John Singer Sargent mastered the use of watercolor and his efforts in that medium are some of the most dashing and boldly drawn works in American art. His brushstroke is unfailingly confident, his colors strikingly vibrant, his execution seemingly spontaneous. In Boats, Venice, Sargent has used a bright and broad palette and water-level point of view to depict a grouping of docked sailboats.

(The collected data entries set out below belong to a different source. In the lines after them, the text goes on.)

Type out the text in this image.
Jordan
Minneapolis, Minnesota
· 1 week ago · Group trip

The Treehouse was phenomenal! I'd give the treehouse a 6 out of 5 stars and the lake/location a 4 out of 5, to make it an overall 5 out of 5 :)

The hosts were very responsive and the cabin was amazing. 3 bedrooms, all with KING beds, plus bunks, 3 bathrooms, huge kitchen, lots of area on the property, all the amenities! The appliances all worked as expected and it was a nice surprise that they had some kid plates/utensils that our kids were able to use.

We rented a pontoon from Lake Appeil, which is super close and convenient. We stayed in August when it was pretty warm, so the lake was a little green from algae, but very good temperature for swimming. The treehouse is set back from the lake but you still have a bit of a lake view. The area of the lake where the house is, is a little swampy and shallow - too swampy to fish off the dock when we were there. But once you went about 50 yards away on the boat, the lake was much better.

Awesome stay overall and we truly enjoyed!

In the present work, Sargent takes advantage of the various angles and diagonals provided to him -- by the boats' rigging, masts, booms, hulls, and anchor chains -- to balance his picture. Sargent often chose his architectural and otherwise non-figural subjects based on their compositional possibilities, especially the works he painted of his beloved Venetian canals, where he would use the angles and intersections of buildings' interactions with each other and with the water's surface. The present work is dominated by three main aspects. The first is a line down the center of the work, defined chiefly by the prow of the near boat and its reflection. The other two consist of mirror-image diagonals that intersect at this vertical center line; at the bottom of the work the anchor line meets the seam between two of the hull's boards; at the top a boat's boom on the right cuts a diagonal into another boom, wrapped in a sail, at upper left. The careful composition belies the effortless look of this work, a stunning example of Sargent's bravura work in watercolor.

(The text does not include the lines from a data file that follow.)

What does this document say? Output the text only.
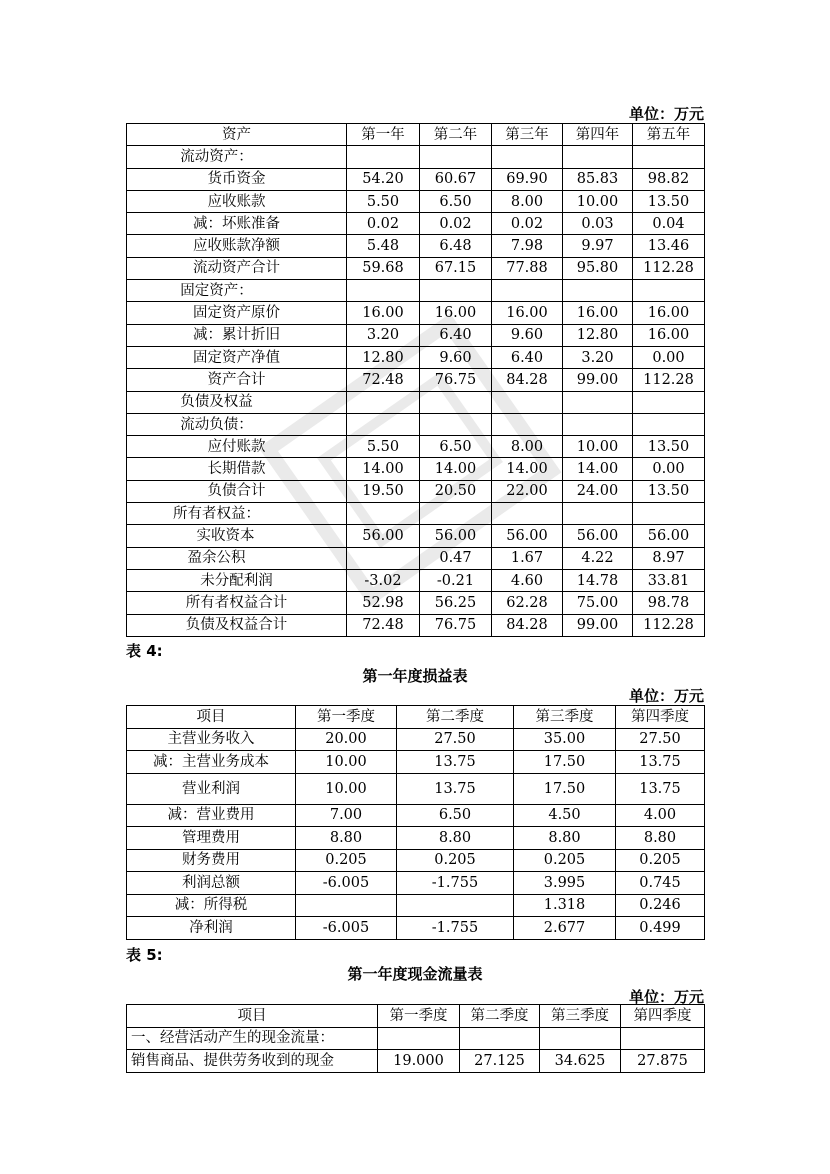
单位：万元
资产	第一年	第二年	第三年	第四年	第五年
流动资产：					
货币资金	54.20	60.67	69.90	85.83	98.82
应收账款	5.50	6.50	8.00	10.00	13.50
减：坏账准备	0.02	0.02	0.02	0.03	0.04
应收账款净额	5.48	6.48	7.98	9.97	13.46
流动资产合计	59.68	67.15	77.88	95.80	112.28
固定资产：					
固定资产原价	16.00	16.00	16.00	16.00	16.00
减：累计折旧	3.20	6.40	9.60	12.80	16.00
固定资产净值	12.80	9.60	6.40	3.20	0.00
资产合计	72.48	76.75	84.28	99.00	112.28
负债及权益					
流动负债：					
应付账款	5.50	6.50	8.00	10.00	13.50
长期借款	14.00	14.00	14.00	14.00	0.00
负债合计	19.50	20.50	22.00	24.00	13.50
所有者权益：					
实收资本	56.00	56.00	56.00	56.00	56.00
盈余公积		0.47	1.67	4.22	8.97
未分配利润	-3.02	-0.21	4.60	14.78	33.81
所有者权益合计	52.98	56.25	62.28	75.00	98.78
负债及权益合计	72.48	76.75	84.28	99.00	112.28
表 4:
第一年度损益表
单位：万元
项目	第一季度	第二季度	第三季度	第四季度
主营业务收入	20.00	27.50	35.00	27.50
减：主营业务成本	10.00	13.75	17.50	13.75
营业利润	10.00	13.75	17.50	13.75
减：营业费用	7.00	6.50	4.50	4.00
管理费用	8.80	8.80	8.80	8.80
财务费用	0.205	0.205	0.205	0.205
利润总额	-6.005	-1.755	3.995	0.745
减：所得税			1.318	0.246
净利润	-6.005	-1.755	2.677	0.499
表 5:
第一年度现金流量表
单位：万元
项目	第一季度	第二季度	第三季度	第四季度
一、经营活动产生的现金流量：				
销售商品、提供劳务收到的现金	19.000	27.125	34.625	27.875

Evan Charteris, Sargent's friend and early biographer, remarked about his watercolor technique: "They have a happy air of impromptu of the artist having come upon a scene at a particular moment and there and then translated it into paint. He set his fact against anything like 'picture-making;' his watercolors are fragmentary-pieces of the visible world broken off because they appealed to his eye. His power is displayed in the supremacy of his drawing, the opulence of his color, the skill of his statement, finite as it often is, and the glowing warmth of his sunlit scenes. And in these he excels, not so much by the subtlety of his omissions as by the harmony of his assertions and his exuberant objectivity." (John Sargent, New York, 1927, p. 224)
This work will be included in the forthcoming John Singer Sargent catalogue raisonné by Richard Ormond and Elaine Kilmurray, in collaboration with Warren Adelson and Elizabeth Oustinoff.